Can you say "ground loop"?
I am not intimately familiar with THAT particular unit, so I will have to ask a couple of silly questions. Like, doesn't it have an XLR output like "pro" audio gear is supposed to? No? Hmmmm (pun intended). No "lift" switch on the balanced out? Guess not. As far as the noise is concerned, this is because the ground on the AC power to the clubs' PA is different than the ground path that the AC outlet you have the TC plugged into. The safest way to correct this is to run an AC extension cord to from where the PA mixer/amp is plugged to where the TC is and have it plugged into that.
MANY people will tell you to simply use one of those 3prong-to 2prong AC adapter plugs on the TC's power cord....NO, NO, NO! THIS CAN POTENTIALLY KILL YOU!!! People have been known to die from this! Especially if a mic that touches ones' lips is involved!
So, the other alternative is to break ("lift") the ground connection on the mic cable. I surmise that this is why you tried the DI box,eh? But the DI is loading the line out of the TC in a way that attenuates the level too much.Hmmmmmm (intended again). What you will need to do is "break" the audio ground connection between the TC and the PA. You can do this by making up a "special" mic cable that has the shield clipped off the connection to the XLR pin at ONE END only of the cable. Mark the cable so you don't use it for anything else.I haven't done that in soooo long, I forget, but I think that you want to break the connection at the "mixer end", but someone like Kev may have a different view. Good Luck!
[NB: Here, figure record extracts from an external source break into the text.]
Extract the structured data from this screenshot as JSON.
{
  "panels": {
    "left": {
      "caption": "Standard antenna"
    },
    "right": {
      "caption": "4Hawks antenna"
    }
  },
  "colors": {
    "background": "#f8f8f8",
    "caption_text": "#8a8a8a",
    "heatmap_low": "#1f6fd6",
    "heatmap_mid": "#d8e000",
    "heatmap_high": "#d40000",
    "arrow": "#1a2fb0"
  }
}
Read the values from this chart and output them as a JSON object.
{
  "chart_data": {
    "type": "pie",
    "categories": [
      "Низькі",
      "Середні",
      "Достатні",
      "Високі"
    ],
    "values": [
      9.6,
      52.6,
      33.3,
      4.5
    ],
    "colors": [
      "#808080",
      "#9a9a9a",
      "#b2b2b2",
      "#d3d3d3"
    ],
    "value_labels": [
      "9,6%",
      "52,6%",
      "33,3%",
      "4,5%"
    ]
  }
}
Jim "Humming is for the Groupies" Mooney

anonymous Wed, 03/22/2006 - 12:18

I had a similar problem with a "whineing" noise in the output of my VoiceWorks The noise varied with the blinking LEDs on the front panel of the VW. For live performances, I use the VW's Balanced 1/4" stereo outputs with a PA that only has 1/4" non-balanced mic inputs.

I called TCH and we experimented with various connections, grounds, XLR etc, etc. They couldnt solve it.

I had in my junk kit, a Radio Shack Ground-Loop Isolator # 270-054, and tried that in the VW's 1/4 " ouput lines to my PA. It removed the whine, although there still is some white noise in the background that continues until about 10 seconds after the VW is swithched off.

Not sure if there is a better way to solve this, but this solved the major problem.